Multilevel models are particularly suited to research projects where data for participants is organized at more than one level (ie, nested data). Units of analysis are usually individuals (at a lower level) that are nested within context/aggregate units (at a higher level). While the lowest level of data in multilevel models is typically individual, repeated measurements of individuals can also be considered. Thus, multilevel models provide an alternative type of analysis for univariate or multivariate repeated measures analysis. Individual differences in growth curves can be considered. In addition, multilevel models can be used as an alternative to ANCOVA, where dependent variable scores are adjusted for covariates (eg, individual differences) before testing for treatment differences. Multilevel models are able to analyze these experiments without the assumption of uniform regression slopes required by ANCOVA.

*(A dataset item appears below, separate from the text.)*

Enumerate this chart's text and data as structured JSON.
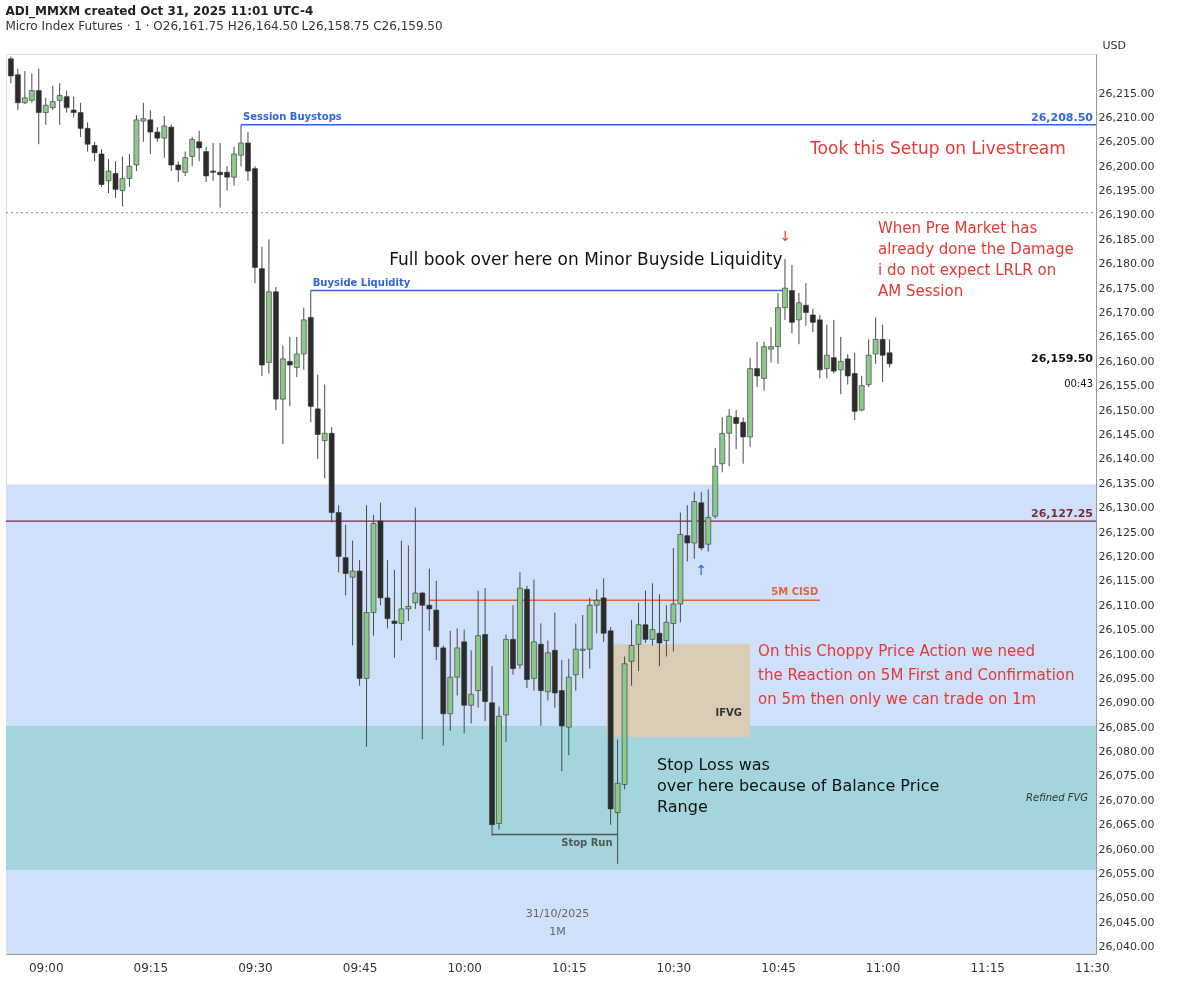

Multilevel models can be used for data with many levels, although two-level models are the most common and the rest of this article focuses on these. The dependent variable should be examined at the lowest level of analysis.
Model selection
Model selectionis the task of selecting from a set of candidate models given the data, carried out within the framework of statistical modeling. In the simplest cases, an already existing data set is considered. However, the task may also involve designing experiments so that the data collected is well suited to the model selection task. Given candidate models with similar predictive or explanatory power, the simplest model is likely to be the best choice (Occam's razor).
Konishi & Kitagawa says, "Most statistical inference problems can be considered problems related to statistical modeling." Similarly, Cox said, “How the translation of the subject matter into the statistical model is done is often the most important part of the analysis.”

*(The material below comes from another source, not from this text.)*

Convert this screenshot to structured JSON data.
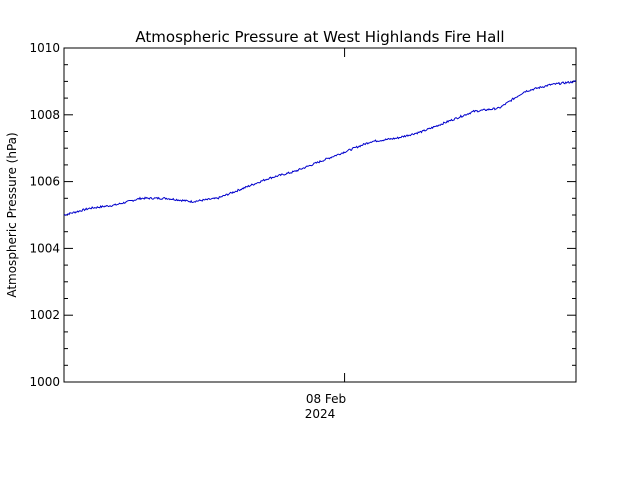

Model selection can also refer to the problem of selecting a few representative models from a large set of computational models for decision or optimization purposes under uncertainty.
Graphic patterns
Graphic model, or probabilistic graphic model, (PGM) or structured probabilistic model, is a probabilistic model for which the graph expresses the structure of a conditional relationship between random variables. They are commonly used in probability theory, statistics (especially Bayesian statistics), and machine learning.
Econometric models
Econometric models are statistical models used ineconometrics. An econometric model defines the statistical relationships that are believed to exist between various economic quantities related to a particular economic phenomenon. An econometric model can be derived from a deterministic economic model that takes into account uncertainty, or from an economic model that is itself stochastic. However, it is also possible to use econometric models that are not tied to any particular economic theory.